Die Staats- und Regierungschefs der Europäischen Union kommen an diesem Donnerstag in Brüssel zusammen, um über die Folgen des Neins der Iren zum EU-Reformvertrag zu beraten. Nach dem Scheitern der Verfassung 2005 muss die EU nun erneut eine schwere Krise meistern. Bei dem zweitägigen Gipfel wollen die 27 EU-Staaten auch überlegen, wie den Bürgern angesichts dramatisch gestiegener Energie- und Lebensmittelpreise geholfen werden kann.
Ein weiteres Thema ist der Schutz der EU-Grenzen vor illegalen Einwanderern sowie eine neue Partnerschaft mit den Mittelmeerstaaten.

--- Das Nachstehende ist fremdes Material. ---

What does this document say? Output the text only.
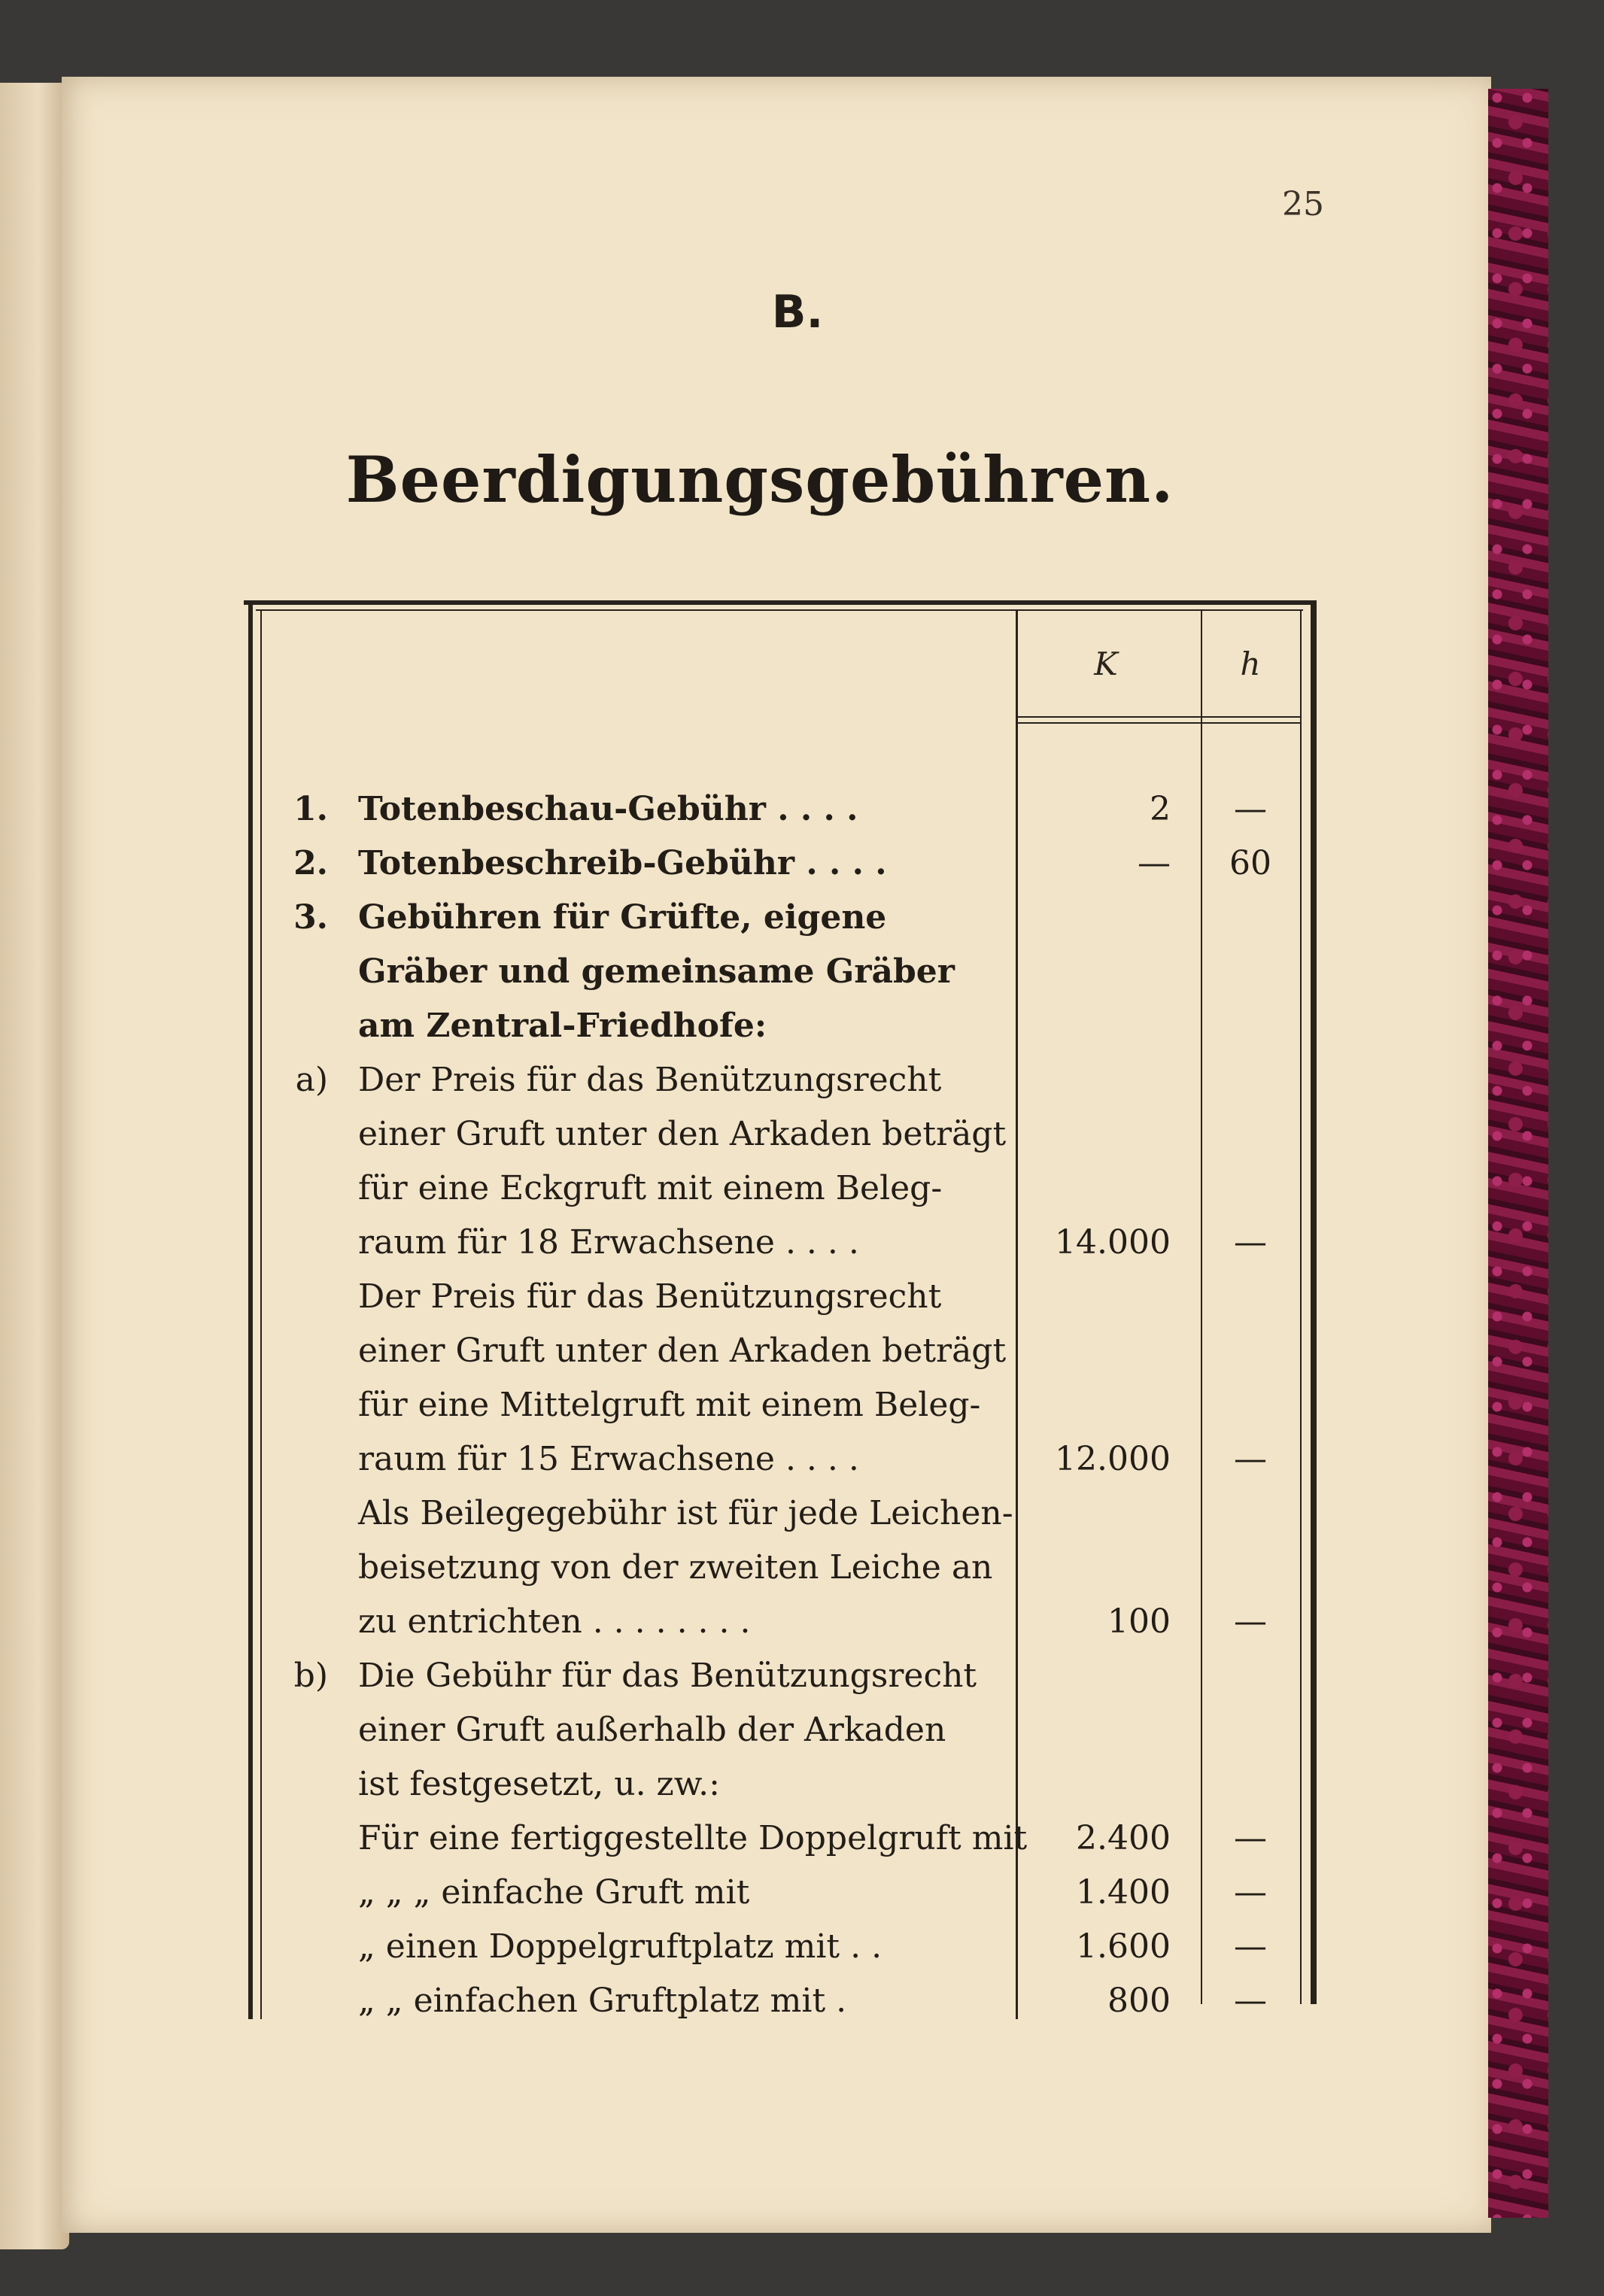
25
B.
Beerdigungsgebühren.
K	h
1. Totenbeschau-Gebühr . . . .	2	—
2. Totenbeschreib-Gebühr . . . .	—	60
3. Gebühren für Grüfte, eigene
Gräber und gemeinsame Gräber
am Zentral-Friedhofe:
a) Der Preis für das Benützungsrecht
einer Gruft unter den Arkaden beträgt
für eine Eckgruft mit einem Beleg-
raum für 18 Erwachsene . . . .	14.000	—
Der Preis für das Benützungsrecht
einer Gruft unter den Arkaden beträgt
für eine Mittelgruft mit einem Beleg-
raum für 15 Erwachsene . . . .	12.000	—
Als Beilegegebühr ist für jede Leichen-
beisetzung von der zweiten Leiche an
zu entrichten . . . . . . . .	100	—
b) Die Gebühr für das Benützungsrecht
einer Gruft außerhalb der Arkaden
ist festgesetzt, u. zw.:
Für eine fertiggestellte Doppelgruft mit	2.400	—
„ „ „ einfache Gruft mit	1.400	—
„ einen Doppelgruftplatz mit . .	1.600	—
„ „ einfachen Gruftplatz mit .	800	—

Die Gipfelrunde will zudem beschließen, die Slowakei am 1. Januar 2009 als 16. Mitglied der Eurozone aufzunehmen.
Zustimmung aus Großbritannien
Am Mittwochabend stimmten die Lords im britischen Oberhaus, der zweiten Parlamentskammer, nach mehrstündiger Schlussdebatte dem EU-Vertrag zu. Die gewählten Volksvertreter im Unterhaus hatten bereits im März zugestimmt. Damit kann das Ratifizierungsgesetz von Königin Elizabeth II. unterschrieben werden und in Kraft treten. Großbritannien ist das 19. EU-Mitgliedsland, in dem der Vertrag vom Parlament angenommen worden ist.
Die slowenische EU-Ratspräsidentschaft begrüßte die Entscheidung des britischen Oberhauses. Die Zustimmung zum EU-Vertrag zeige, dass dieser "noch Leben in sich" habe. Die Ratifizierungen in den Mitgliedstaaten sollten weitergehen, hieß es in der Mitteilung.
Eine Möglichkeit, den Vertrag zu retten, wäre eine zweite Volksabstimmung der Iren. Zuvor könnte die EU geschlossen zu den Bedenken des Landes Garantien abgeben - beispielsweise zur Neutralität. EU-Kommissionschef José Manuel Barroso rief zur Solidarität mit Irland auf. "Überhastete Festlegungen oder gar Druck bringen doch nichts", sagte er der Tageszeitung "Die Welt". Zugleich rief Barroso die EU auf, nach dem Nein in Dublin nicht in eine "Schockstarre" zu verfallen.
Erklärungsversuche aus Irland
Der irische Ministerpräsident Brian Cowen bittet unterdessen angesichts der EU-Krise um Geduld. Nach dem Nein seiner Landsleute zu dem Vertrag von Lissabon "braucht Irland Zeit, um das Ergebnis der Volksabstimmung zu analysieren und nach Lösungsmöglichkeiten zu suchen", sagte Cowen.